Moscucci also notes that Sharp dedicated her book to Lady Eleanor Talbot, about whom nothing is known except that she was the daughter of John Talbot and Eleanor Baskerville and the sister of John Talbot, the tenth earl of Shrewbury. If this is the woman to whom Sharp dedicated her book, she would have been in her sixties or seventies in 1671 (and unmarried).

One final bit of biographical information that Sharp provides is in the book's opening letter addressed "to the midwives of England," where she says that she has "been at great cost in translations for all books, either French, Dutch, or Italian" on the subject of midwifery.

Sharp divides The Midwives Book into six sections: the first, a "brief description of the generative parts in both sexes"; the second, on conception; the third on "hindrances to conception" and "the great pain and difficulty of child-bearing, with the signs, cause, and cure"; the fourth on labor, delivery, and miscarriage, with a focus on "how to order the child when born"; the fifth on how "to order women in childbirth," as well as how to treat the symptoms they suffer during pregnancy and illnesses they may suffer after delivery; and the sixth, with more on the diseases women may suffer after conception in addition to information about the "choice of a nurse" and her duties and, finally, "proper cures for all diseases incident to young children."

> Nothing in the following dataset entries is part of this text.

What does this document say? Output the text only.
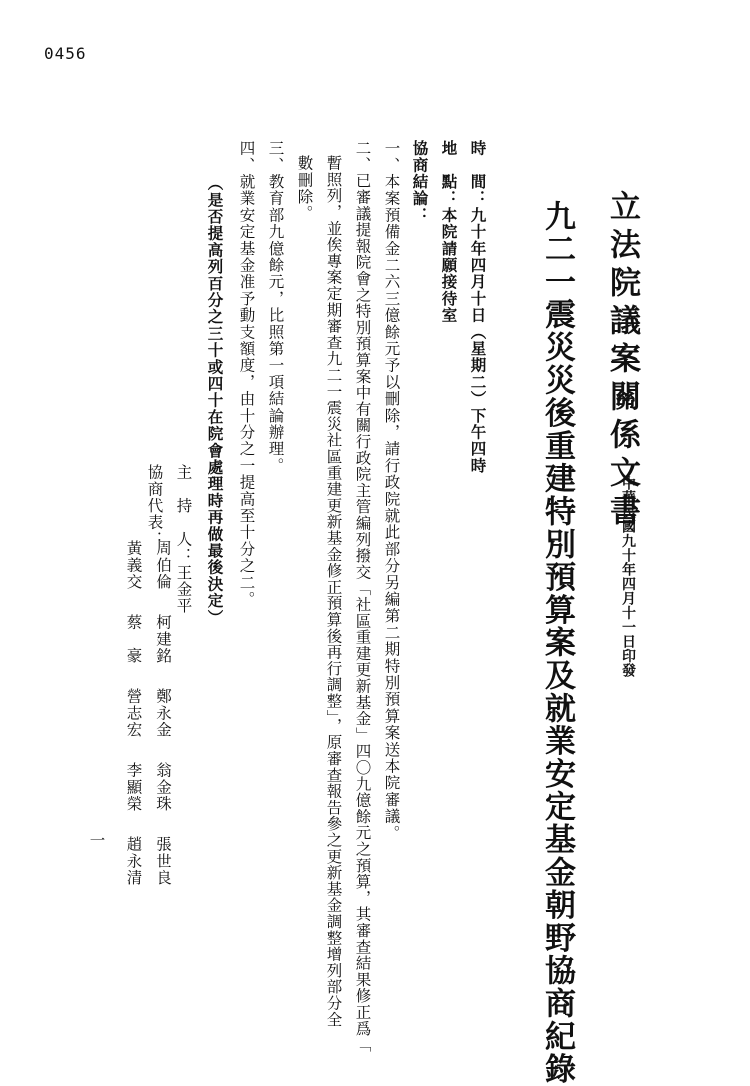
0456
立法院議案關係文書
中華民國九十年四月十一日印發
九二一震災災後重建特別預算案及就業安定基金朝野協商紀錄
時　間：九十年四月十日（星期二）下午四時
地　點：本院請願接待室
協商結論：
一、本案預備金二六三億餘元予以刪除，請行政院就此部分另編第二期特別預算案送本院審議。
二、已審議提報院會之特別預算案中有關行政院主管編列撥交「社區重建更新基金」四〇九億餘元之預算，其審查結果修正爲「
暫照列，並俟專案定期審查九二一震災社區重建更新基金修正預算後再行調整」，原審查報告參之更新基金調整增列部分全
數刪除。
三、教育部九億餘元，比照第一項結論辦理。
四、就業安定基金准予動支額度，由十分之一提高至十分之二。
（是否提高列百分之三十或四十在院會處理時再做最後決定）
主　持　人：王金平
協商代表：
周伯倫
黃義交
柯建銘
蔡　豪
鄭永金
營志宏
翁金珠
李顯榮
張世良
趙永清
一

Sharp's illustration, "a dissection of the womb,
with the usual manner how the child
lies herein near the time of its birth
What's most intriguing to me in all of this is Sharp's motivations for writing, which are made clear in her introduction. She begins with a statement of the importance of her profession: "the art of midwifery is doubtless one of the most useful and necessary of all arts for the being and well-being of mankind." 

Midwives' knowledge must be "twofold," both "speculative," or theoretical, and practical. "Some perhaps may think," she asserts, that "it is not proper for women to be of this profession" since they lack the kinds of theoretical knowledge of those--men--"who are bred up in universities, schools of learning, or apprentice-ships" where they can attend "anatomy lectures." While Sharp commends such knowledge--"it is commendable for men to employ their spare time in some things of deeper speculation"--she is very clear that "the art of midwifery chiefly concerns us."

In addition to Moscucci's ODNB essay (you may not have access to this resource), there is an excellent piece by Anna Bosanquet from the journal The Practical Midwife, available by clicking here. And you may be interested in Elaine Hobby's excellent edition, a volume in the Women Writers in English, 1350-1850 series, published by Oxford University Press.